- Interactive map of Sæmundarhlíð
- Coordinates: 65°36′4.518″N 19°36′18.644″W﻿ / ﻿65.60125500°N 19.60517889°W
- Location: Skagafjörður, Iceland
- Etymology: Icelandic for "Sæmundur's slope", named for Sæmundur ("the Herbidean") suðureyski

= Sæmundarhlíð =

Area in Skagafjörður, Iceland

Sæmundarhlíð ("Sæmundur's slope") is a district on the western side of Skagafjörður, Iceland and is located between mountain slopes off the south of Vatnsskarð near the base of Reynistaður. The eastern border runs along Sæmundará river, which flows between the long side of the slope and then curves to the east a short distance from Reynistaður. During the settlement of Iceland, it seemed that Sæmundarhlíð referred to area that extended farther to the north, all the way to Gönguskarðsá river. The area is named after the settler Sæmundur suðureyski ("the Herbidean").
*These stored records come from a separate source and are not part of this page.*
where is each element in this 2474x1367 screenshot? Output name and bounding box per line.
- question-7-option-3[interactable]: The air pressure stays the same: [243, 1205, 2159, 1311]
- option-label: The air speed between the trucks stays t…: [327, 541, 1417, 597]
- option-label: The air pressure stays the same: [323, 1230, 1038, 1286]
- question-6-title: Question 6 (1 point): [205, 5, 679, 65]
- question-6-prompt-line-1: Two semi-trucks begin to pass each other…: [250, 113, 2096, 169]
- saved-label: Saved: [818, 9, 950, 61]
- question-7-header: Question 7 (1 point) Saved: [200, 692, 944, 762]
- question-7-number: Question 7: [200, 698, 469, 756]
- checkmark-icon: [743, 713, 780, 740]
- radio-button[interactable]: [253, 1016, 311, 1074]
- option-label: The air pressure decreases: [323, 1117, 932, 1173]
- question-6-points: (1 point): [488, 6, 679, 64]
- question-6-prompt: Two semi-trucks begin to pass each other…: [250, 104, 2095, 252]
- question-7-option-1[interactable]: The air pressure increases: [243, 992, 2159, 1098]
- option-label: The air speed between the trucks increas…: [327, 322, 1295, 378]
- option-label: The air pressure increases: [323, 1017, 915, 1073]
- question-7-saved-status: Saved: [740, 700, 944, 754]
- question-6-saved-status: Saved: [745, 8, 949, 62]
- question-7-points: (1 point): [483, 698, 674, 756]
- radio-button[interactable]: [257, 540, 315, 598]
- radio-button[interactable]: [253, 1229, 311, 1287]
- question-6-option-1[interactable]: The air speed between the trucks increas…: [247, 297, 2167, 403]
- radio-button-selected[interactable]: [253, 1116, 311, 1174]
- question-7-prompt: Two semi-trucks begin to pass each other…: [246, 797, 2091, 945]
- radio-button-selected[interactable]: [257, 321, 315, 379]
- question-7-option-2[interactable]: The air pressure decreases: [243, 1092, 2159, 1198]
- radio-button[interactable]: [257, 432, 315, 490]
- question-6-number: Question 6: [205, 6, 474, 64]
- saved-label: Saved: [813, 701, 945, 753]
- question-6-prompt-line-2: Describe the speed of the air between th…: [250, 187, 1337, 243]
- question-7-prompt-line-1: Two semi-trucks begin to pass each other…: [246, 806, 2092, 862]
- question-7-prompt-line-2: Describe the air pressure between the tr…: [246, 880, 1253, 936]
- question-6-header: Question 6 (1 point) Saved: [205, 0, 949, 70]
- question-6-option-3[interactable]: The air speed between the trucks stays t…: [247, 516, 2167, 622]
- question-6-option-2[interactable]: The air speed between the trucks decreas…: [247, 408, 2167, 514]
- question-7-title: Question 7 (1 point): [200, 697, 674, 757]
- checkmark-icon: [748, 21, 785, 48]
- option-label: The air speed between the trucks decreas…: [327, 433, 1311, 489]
There are some farms in Sæmundarhlíð. The southernmost is Fjall, which is sometimes considered to be part of the Vatnsskarðsbær farms, and is located on the road to Fjall out from Route 1 in Vatnsskarð pass, and not from Sæmundarhlíð. To the north there is the abandoned farm Skarðsá where, in the 17th century, the annal writer and scholar Björn Jónsson lived. Among other works, Björn wrote the Skarðsárannál (Skarðsá annal).

The region’s outermost farm is Geirmundarstaðir where the swing music legend Geirmundur Valtýsson comes from.